A 4ª Turma do Tribunal Regional do Trabalho da 1ª Região (TRT/RJ) julgou improcedente o recurso de uma ex-empregada do estacionamento Menezes e Neves que requeria a anulação de seu pedido de demissão. A trabalhadora alegou que desconhecia o próprio estado de gravidez à época. O colegiado seguiu, por unanimidade, o voto da relatora do acórdão, desembargadora Tânia da Silva Garcia. A decisão manteve a sentença do juiz Igor Fonseca Rodrigues, da 6ª Vara do Trabalho do Rio de Janeiro.

A empregada, que estava havia menos de um ano no emprego, pediu demissão em 28/2/2015, tendo tomado ciência da gravidez em 30/3/2015 mediante ultrassonografia, quando já contava 19 semanas de gestação. A criança nasceu em 7/8/2015.

A defesa da trabalhadora argumentou que o nascituro é sujeito de direitos e obrigações, absolutamente incapaz, com direitos tutelados pelo Ministério Público, e que, portanto, a gestante não poderia renunciar ao período de estabilidade provisória. Além disso, o desligamento só poderia ser ratificado se assistido pelo sindicato de classe da categoria, com base em interpretação analógica do artigo nº 500 da CLT, aplicável ao empregado com estabilidade decenal.

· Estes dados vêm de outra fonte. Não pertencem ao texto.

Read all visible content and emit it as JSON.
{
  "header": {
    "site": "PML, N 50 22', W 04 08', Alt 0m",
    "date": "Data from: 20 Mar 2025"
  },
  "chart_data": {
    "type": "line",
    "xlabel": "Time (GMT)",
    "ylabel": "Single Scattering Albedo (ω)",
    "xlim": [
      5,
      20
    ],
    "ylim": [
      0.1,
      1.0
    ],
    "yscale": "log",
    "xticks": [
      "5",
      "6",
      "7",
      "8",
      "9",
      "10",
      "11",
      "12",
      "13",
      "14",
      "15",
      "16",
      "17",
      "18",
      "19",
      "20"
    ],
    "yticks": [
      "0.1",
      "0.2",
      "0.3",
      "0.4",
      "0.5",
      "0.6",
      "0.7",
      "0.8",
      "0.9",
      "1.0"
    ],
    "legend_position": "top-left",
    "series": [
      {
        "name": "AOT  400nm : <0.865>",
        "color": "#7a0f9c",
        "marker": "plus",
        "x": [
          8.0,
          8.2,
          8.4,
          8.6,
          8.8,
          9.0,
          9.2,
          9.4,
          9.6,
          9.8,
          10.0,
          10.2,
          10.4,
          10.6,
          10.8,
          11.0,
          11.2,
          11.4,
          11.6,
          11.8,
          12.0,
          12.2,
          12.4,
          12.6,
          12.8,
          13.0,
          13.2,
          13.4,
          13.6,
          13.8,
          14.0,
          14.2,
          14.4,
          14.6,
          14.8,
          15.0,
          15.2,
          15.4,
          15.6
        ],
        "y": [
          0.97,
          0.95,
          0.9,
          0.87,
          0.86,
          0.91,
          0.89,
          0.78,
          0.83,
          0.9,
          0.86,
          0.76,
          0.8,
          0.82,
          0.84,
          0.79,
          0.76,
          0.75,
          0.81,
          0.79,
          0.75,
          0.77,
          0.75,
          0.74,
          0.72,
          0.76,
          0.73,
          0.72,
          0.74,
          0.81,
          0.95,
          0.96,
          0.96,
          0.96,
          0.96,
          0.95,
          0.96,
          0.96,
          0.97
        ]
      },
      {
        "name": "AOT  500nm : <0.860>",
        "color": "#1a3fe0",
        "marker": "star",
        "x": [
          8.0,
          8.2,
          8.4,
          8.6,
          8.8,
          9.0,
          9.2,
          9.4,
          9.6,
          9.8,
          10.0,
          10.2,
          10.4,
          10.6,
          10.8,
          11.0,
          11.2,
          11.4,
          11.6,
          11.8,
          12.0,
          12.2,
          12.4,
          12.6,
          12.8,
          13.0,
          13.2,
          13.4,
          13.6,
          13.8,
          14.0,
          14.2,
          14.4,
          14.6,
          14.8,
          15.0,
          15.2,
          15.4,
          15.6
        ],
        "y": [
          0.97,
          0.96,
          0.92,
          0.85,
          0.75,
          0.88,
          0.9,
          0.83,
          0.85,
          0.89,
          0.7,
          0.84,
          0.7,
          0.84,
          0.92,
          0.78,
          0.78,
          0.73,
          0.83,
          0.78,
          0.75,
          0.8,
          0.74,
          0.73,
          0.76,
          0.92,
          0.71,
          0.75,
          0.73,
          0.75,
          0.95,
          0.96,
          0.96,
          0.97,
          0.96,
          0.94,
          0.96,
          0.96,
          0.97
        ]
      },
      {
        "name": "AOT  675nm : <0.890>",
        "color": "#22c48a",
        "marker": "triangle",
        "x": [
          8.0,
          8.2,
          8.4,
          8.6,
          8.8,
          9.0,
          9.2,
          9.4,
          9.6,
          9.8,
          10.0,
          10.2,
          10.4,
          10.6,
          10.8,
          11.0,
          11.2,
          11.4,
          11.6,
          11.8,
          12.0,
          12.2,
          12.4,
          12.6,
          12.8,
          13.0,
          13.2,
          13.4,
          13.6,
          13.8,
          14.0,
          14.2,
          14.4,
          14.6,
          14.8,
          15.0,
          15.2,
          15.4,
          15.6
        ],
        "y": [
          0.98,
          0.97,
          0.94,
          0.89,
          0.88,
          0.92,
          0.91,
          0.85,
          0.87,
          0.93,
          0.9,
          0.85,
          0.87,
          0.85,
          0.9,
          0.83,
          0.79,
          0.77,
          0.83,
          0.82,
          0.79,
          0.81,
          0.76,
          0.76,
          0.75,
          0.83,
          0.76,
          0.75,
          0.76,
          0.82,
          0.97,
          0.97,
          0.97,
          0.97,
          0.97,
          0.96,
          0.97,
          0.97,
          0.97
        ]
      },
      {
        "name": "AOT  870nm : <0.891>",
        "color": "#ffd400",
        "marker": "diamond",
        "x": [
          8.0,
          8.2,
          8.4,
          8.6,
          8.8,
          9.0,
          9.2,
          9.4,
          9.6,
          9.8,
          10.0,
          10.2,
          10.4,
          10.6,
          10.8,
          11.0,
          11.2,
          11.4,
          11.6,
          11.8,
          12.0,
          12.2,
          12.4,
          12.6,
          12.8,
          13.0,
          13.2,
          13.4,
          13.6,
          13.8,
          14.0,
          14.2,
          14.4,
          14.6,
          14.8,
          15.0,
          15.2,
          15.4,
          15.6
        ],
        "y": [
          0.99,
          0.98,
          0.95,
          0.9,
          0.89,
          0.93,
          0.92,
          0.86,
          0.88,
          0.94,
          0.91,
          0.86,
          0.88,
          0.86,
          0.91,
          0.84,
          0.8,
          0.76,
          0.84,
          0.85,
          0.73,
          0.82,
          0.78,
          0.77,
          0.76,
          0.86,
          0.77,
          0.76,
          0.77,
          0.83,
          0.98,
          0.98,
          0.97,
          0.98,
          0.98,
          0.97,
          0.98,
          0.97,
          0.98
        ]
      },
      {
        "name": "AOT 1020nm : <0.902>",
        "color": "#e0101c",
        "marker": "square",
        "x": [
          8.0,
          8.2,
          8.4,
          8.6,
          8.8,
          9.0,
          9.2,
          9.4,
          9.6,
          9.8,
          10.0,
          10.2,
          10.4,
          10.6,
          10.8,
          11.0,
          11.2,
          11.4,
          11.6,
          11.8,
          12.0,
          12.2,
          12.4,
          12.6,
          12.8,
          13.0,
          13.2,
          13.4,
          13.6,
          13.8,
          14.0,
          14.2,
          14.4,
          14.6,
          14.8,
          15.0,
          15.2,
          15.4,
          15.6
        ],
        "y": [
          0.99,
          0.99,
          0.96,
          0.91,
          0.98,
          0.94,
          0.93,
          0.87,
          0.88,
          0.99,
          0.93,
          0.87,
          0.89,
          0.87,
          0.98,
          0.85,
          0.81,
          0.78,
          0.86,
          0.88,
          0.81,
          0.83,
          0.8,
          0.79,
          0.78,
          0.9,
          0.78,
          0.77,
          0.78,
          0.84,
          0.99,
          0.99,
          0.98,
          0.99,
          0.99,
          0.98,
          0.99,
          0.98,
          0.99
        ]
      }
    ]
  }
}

O estacionamento recusou-se a anular a ruptura do pacto laboral, visto que foi voluntária. A empresa também se negou a pagar as verbas previstas em lei referentes ao período de estabilidade provisória gestacional.

Segundo o colegiado, não há que se falar em nulidade do pedido de demissão por irrenunciabilidade do direito à garantia do emprego à gestante, visto que se trata de ato de vontade que não padece de vício. A Turma entendeu que o artigo nº 500 da CLT, aplicado taxativamente ao empregado beneficiário de estabilidade decenal, não pode ser utilizado analogicamente, sob pena de majoração de direitos de forma não prevista em lei.

Ao enfatizar que não poderia ser exigida homologação sindical no caso, a relatora do acórdão se reportou aos termos da sentença: "Mesmo que aplicável o art. 500 da CLT à situação da empregada gestante, no caso concreto não poderia ser exigida homologação sindical, já que o contrato não tinha mais de um ano, e nenhuma das partes sabia do estado gravídico. Ou seja, estar-se-ia taxando de nulo um ato por ausência de formalidade legal que nenhuma das partes tinha ciência da necessidade de observância".

Nas decisões proferidas pela Justiça do Trabalho, são admissíveis os recursos enumerados no art. 893 da CLT.

Acesse aqui o acórdão na íntegra.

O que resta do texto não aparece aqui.